According to Dr. Karen Campbell, a veterinarian at the University of Illinois Veterinary Teaching Hospital in Urbana who is board certified in both internal medicine and dermatology, animals can get infected only by direct contact with mold spores, which may be inhaled or may enter through broken skin when a person or animal touches contaminated soil. An infected animal is not at high risk of spreading the disease, since the organism is not shed in urine, saliva, or feces.

Signs of a blasto infection depend on the body system infected. The three forms of blastomycosis—cutaneous (skin), respiratory, and disseminated (spread to other organ systems)—often occur at the same time.

Cutaneous infection appears as sores on the skin. The sores are often "weepy," with pus draining from them. Although these infections can stay contained, according to Dr. Campbell, they can seriously damage nearby muscle and bone tissue if untreated.

The most common—and most life-threatening—form of blasto is pneumonia, since respiratory infection, if left untreated, can lead to severe inflammation of the lungs and eventual death. As with other respiratory diseases, infected dogs often cough, lose their appetite, become lethargic, and have difficulty breathing.

In some individuals, especially those with weakened immunity, the respiratory infection can spread to the kidneys, eyes, or skin, and occasionally to the spinal cord and brain.

Blastomycosis is very treatable with antifungal drugs, and improvement is usually seen within a few days, but the treatment can take a long time—up to six months—and gets expensive. Treatment is most effective when the disease is caught early, however, so proper treatment requires that the correct diagnosis is made early in the course of the disease.

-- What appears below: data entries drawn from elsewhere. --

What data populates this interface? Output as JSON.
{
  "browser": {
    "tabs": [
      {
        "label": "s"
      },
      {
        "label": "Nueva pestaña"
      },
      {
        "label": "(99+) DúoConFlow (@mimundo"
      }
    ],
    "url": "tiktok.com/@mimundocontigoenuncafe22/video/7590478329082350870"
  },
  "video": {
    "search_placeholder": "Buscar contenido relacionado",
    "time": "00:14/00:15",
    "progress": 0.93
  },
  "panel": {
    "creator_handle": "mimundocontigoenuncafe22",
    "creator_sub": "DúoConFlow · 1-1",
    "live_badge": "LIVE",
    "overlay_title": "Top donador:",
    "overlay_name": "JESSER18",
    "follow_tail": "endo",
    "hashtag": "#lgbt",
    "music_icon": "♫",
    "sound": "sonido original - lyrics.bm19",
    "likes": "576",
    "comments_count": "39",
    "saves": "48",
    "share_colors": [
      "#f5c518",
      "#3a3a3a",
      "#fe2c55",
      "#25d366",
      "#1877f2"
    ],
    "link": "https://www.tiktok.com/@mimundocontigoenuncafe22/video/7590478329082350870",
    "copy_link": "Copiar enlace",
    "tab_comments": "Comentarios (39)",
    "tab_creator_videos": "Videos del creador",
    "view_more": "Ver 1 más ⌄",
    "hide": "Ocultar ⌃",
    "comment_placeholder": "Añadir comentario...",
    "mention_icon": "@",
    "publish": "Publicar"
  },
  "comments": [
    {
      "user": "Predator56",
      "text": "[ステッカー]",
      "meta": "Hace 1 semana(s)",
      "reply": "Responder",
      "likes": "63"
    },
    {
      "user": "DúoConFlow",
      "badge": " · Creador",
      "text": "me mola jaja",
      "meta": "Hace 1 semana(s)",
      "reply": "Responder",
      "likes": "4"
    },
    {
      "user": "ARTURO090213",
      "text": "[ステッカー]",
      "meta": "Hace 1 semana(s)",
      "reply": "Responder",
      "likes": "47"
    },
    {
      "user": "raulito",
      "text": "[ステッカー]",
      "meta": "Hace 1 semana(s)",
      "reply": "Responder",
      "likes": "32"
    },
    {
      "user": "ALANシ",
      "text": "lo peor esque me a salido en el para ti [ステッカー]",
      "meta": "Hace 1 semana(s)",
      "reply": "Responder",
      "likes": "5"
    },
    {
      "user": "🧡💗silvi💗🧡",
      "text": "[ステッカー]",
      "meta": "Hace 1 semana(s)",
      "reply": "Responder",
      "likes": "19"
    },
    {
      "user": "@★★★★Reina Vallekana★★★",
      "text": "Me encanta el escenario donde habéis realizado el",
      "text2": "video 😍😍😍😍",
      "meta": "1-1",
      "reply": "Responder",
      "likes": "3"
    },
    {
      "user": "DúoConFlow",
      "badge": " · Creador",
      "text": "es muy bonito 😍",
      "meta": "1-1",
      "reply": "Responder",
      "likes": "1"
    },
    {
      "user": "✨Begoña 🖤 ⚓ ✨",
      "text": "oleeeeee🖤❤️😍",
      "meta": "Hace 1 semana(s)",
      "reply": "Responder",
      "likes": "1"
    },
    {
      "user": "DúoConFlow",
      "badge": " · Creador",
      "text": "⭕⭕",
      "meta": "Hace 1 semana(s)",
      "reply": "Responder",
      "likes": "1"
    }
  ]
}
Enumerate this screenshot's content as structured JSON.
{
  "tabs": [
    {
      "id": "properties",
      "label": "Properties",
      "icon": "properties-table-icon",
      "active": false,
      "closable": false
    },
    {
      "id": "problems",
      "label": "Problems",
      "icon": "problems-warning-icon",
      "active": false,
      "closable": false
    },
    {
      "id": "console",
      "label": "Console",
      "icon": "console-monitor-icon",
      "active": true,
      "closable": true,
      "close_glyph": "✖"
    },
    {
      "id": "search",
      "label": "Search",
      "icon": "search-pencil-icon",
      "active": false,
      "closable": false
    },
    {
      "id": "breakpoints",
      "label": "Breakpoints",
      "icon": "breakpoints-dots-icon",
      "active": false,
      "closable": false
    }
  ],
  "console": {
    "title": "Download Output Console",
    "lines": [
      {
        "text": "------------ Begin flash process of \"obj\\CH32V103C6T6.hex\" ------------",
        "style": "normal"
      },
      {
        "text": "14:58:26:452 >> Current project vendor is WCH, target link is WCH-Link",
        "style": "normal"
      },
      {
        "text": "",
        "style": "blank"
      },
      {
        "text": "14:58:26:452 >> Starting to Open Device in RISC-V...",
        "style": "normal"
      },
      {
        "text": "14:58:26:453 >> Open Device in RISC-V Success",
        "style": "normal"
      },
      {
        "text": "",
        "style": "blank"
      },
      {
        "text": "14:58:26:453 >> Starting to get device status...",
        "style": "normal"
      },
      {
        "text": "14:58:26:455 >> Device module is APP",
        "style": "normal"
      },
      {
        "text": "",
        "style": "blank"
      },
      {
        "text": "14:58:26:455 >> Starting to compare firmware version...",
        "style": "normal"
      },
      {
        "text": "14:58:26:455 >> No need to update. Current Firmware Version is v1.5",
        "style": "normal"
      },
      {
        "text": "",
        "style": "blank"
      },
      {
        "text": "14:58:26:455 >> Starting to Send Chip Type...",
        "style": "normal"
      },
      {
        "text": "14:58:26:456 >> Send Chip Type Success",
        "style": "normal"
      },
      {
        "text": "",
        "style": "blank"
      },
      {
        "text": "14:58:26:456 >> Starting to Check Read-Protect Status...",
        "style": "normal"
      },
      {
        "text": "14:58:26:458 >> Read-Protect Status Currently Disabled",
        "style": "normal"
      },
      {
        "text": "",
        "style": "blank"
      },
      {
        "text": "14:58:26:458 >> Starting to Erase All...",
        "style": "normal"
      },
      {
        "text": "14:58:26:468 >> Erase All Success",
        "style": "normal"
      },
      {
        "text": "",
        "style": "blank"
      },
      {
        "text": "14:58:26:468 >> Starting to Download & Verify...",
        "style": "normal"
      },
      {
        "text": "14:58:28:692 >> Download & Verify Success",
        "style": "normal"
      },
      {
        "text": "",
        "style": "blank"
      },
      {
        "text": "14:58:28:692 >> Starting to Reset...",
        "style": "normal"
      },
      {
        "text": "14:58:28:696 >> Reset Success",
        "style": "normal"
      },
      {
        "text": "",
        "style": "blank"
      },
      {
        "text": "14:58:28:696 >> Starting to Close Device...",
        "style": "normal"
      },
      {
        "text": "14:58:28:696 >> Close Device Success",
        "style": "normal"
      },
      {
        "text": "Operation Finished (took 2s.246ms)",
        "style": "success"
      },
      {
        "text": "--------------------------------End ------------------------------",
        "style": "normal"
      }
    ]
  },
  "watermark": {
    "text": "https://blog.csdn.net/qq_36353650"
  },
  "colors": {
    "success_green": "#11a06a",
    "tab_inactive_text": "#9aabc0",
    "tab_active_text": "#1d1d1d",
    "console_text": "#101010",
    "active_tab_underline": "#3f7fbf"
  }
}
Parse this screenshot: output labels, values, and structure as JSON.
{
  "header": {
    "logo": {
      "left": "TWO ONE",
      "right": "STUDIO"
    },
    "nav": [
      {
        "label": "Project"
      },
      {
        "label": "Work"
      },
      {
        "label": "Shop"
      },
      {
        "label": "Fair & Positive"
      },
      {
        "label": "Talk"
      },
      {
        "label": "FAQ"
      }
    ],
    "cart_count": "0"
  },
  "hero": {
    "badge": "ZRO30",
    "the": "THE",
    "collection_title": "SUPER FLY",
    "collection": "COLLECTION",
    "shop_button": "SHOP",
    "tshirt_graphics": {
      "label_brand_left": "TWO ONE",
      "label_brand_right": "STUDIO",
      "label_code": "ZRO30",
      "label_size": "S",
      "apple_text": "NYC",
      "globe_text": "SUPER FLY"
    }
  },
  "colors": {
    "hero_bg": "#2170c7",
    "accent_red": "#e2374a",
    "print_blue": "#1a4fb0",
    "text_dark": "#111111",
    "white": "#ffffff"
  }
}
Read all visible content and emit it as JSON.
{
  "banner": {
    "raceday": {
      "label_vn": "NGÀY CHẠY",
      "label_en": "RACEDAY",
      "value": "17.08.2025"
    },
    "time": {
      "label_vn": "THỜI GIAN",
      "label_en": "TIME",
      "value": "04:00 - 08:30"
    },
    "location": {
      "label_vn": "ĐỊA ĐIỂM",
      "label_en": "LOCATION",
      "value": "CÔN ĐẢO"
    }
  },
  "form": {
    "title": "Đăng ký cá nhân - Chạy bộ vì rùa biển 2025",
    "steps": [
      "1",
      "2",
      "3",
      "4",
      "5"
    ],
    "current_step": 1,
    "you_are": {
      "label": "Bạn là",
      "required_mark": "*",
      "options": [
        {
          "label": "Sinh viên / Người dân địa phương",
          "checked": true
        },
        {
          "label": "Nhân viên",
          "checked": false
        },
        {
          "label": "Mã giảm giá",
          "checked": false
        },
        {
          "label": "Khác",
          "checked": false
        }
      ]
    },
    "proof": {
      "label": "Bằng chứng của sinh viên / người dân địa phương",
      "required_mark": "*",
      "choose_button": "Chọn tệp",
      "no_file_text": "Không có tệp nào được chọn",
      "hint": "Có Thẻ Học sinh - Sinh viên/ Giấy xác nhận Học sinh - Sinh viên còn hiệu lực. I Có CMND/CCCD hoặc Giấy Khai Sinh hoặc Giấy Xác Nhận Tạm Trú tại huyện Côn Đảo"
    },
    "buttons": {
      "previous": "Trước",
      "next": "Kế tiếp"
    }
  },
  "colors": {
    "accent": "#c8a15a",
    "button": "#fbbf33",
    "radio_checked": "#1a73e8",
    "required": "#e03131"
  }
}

When an animal with blasto is misdiagnosed with a bacterial infection and receives antibiotics, the fungal infection is allowed to progress, and by the time the blasto diagnosis occurs, it may be too late, especially in pneumonia cases.

Diagnosis of blasto is done by identifying blastomyces organisms in the body. Discharge from a skin wound can be swabbed, the trachea or lungs can be rinsed with saline, or fluid from organs such as lymph nodes can be extracted with a needle; these fluids can be then examined under a microscope to identify blasto yeast cells.

Blasto is more common in larger dogs, males, young dogs, and sporting and hunting breeds, since these dogs may spend more time outdoors, sniffing soil. Disease signs may not appear until 5 to 12 weeks after exposure to blasto. While blasto infection is virtually impossible to prevent since the fungus exists in the environment, blastomycosis can be overcome if diagnosed and treated early.